The talent is there, and so is the experience, for Rivers to develop a top-flight second unit, but the clock is working against him.
WILL RAJON RONDO BE READY?
One of the underlying subplots of this season has been Rivers willingness to experiment with Rajon Rondo to get his point guard ready for the playoffs.
Rivers has tried various things, including using Rondo at the end of games on final possessions, something he did only occasionally last season. It worked against Philadelphia when he hit Garnett with a gorgeous lob for the game-winner, and it didn’t earlier in the season when Rondo was left to launch a 20-footer against the Mavericks that badly missed the mark.

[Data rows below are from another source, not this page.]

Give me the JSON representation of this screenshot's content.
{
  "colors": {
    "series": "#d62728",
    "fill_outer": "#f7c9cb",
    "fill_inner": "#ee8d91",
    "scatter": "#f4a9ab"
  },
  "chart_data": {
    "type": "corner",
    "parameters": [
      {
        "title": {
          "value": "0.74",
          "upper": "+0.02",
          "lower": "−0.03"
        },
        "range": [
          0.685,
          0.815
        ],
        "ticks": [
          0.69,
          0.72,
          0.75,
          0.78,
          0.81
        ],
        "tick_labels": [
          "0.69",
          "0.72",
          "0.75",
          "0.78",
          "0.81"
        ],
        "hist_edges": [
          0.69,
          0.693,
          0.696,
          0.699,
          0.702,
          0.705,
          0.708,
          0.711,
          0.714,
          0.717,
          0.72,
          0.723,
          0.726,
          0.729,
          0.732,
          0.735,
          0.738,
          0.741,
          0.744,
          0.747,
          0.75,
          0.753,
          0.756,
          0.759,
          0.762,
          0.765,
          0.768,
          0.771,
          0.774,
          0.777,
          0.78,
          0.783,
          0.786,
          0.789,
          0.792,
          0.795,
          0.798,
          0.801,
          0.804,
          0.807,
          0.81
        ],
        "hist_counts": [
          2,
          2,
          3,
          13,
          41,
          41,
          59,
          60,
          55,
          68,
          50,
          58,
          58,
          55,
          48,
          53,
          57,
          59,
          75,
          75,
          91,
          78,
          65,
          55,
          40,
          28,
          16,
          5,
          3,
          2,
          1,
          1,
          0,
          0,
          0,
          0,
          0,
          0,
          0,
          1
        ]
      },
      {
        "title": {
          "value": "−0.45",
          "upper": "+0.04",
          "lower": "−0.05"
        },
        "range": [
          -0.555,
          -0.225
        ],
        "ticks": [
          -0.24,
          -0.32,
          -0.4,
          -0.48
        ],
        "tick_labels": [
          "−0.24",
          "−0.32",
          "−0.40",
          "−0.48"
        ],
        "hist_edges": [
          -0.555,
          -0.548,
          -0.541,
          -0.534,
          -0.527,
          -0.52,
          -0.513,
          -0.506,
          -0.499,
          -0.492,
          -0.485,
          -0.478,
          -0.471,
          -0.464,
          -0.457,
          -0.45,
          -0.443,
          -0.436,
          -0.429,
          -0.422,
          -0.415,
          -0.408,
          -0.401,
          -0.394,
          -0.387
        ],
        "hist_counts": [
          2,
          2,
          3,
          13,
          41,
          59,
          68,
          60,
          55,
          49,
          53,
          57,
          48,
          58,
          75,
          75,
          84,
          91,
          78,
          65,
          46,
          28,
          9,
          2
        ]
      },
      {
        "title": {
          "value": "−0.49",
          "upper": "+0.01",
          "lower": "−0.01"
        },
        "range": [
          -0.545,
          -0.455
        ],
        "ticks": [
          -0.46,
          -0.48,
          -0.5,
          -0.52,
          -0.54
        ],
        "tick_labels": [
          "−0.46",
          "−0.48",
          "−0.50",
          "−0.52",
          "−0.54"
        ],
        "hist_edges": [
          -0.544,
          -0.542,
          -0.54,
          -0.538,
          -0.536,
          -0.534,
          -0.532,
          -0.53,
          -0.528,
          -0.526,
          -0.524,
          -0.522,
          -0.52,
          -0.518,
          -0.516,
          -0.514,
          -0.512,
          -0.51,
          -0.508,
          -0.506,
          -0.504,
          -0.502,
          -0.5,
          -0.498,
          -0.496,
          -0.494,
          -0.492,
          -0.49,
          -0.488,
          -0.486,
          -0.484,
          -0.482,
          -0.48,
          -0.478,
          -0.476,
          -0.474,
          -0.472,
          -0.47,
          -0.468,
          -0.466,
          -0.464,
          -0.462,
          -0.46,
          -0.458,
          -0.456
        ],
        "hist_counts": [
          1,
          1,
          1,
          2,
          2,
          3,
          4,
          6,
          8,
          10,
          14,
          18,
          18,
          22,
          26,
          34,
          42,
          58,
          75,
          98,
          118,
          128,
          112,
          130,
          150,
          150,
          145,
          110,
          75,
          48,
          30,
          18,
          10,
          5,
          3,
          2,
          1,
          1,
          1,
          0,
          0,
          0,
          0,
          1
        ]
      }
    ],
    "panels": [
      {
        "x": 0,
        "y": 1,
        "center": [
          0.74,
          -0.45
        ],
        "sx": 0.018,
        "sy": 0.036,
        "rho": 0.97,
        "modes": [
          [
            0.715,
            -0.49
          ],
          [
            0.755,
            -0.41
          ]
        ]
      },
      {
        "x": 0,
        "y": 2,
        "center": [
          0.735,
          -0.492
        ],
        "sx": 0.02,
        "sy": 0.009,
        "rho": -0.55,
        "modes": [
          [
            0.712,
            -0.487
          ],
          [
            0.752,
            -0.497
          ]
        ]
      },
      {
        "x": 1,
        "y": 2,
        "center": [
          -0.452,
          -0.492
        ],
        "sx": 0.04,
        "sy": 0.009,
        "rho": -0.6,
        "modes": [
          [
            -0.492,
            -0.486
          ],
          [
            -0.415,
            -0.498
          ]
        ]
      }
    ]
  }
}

Additionally, Rivers has encouraged Rondo to take more long-range jump shots to tighten up opposing defenses and Rondo has made those shots at a career-best mark. He has also challenged him to get the free throw line, which has resulted in some encouraging signs such as a recent stretch when he made 19-of-23.
Other experiments have included posting up Rondo at the free throw line to force defenses to play him tight and using him and Robinson in the same backcourt with Rondo playing off the ball.
They know that Rondo will see even more specially designed defenses in the postseason. Few teams can play them effectively as the Lakers, but they will all try to some degree.
Rondo proved that he can take over a series last year in the playoffs. He may have to reach even greater heights if the Celtics are going to reach their ultimate goal.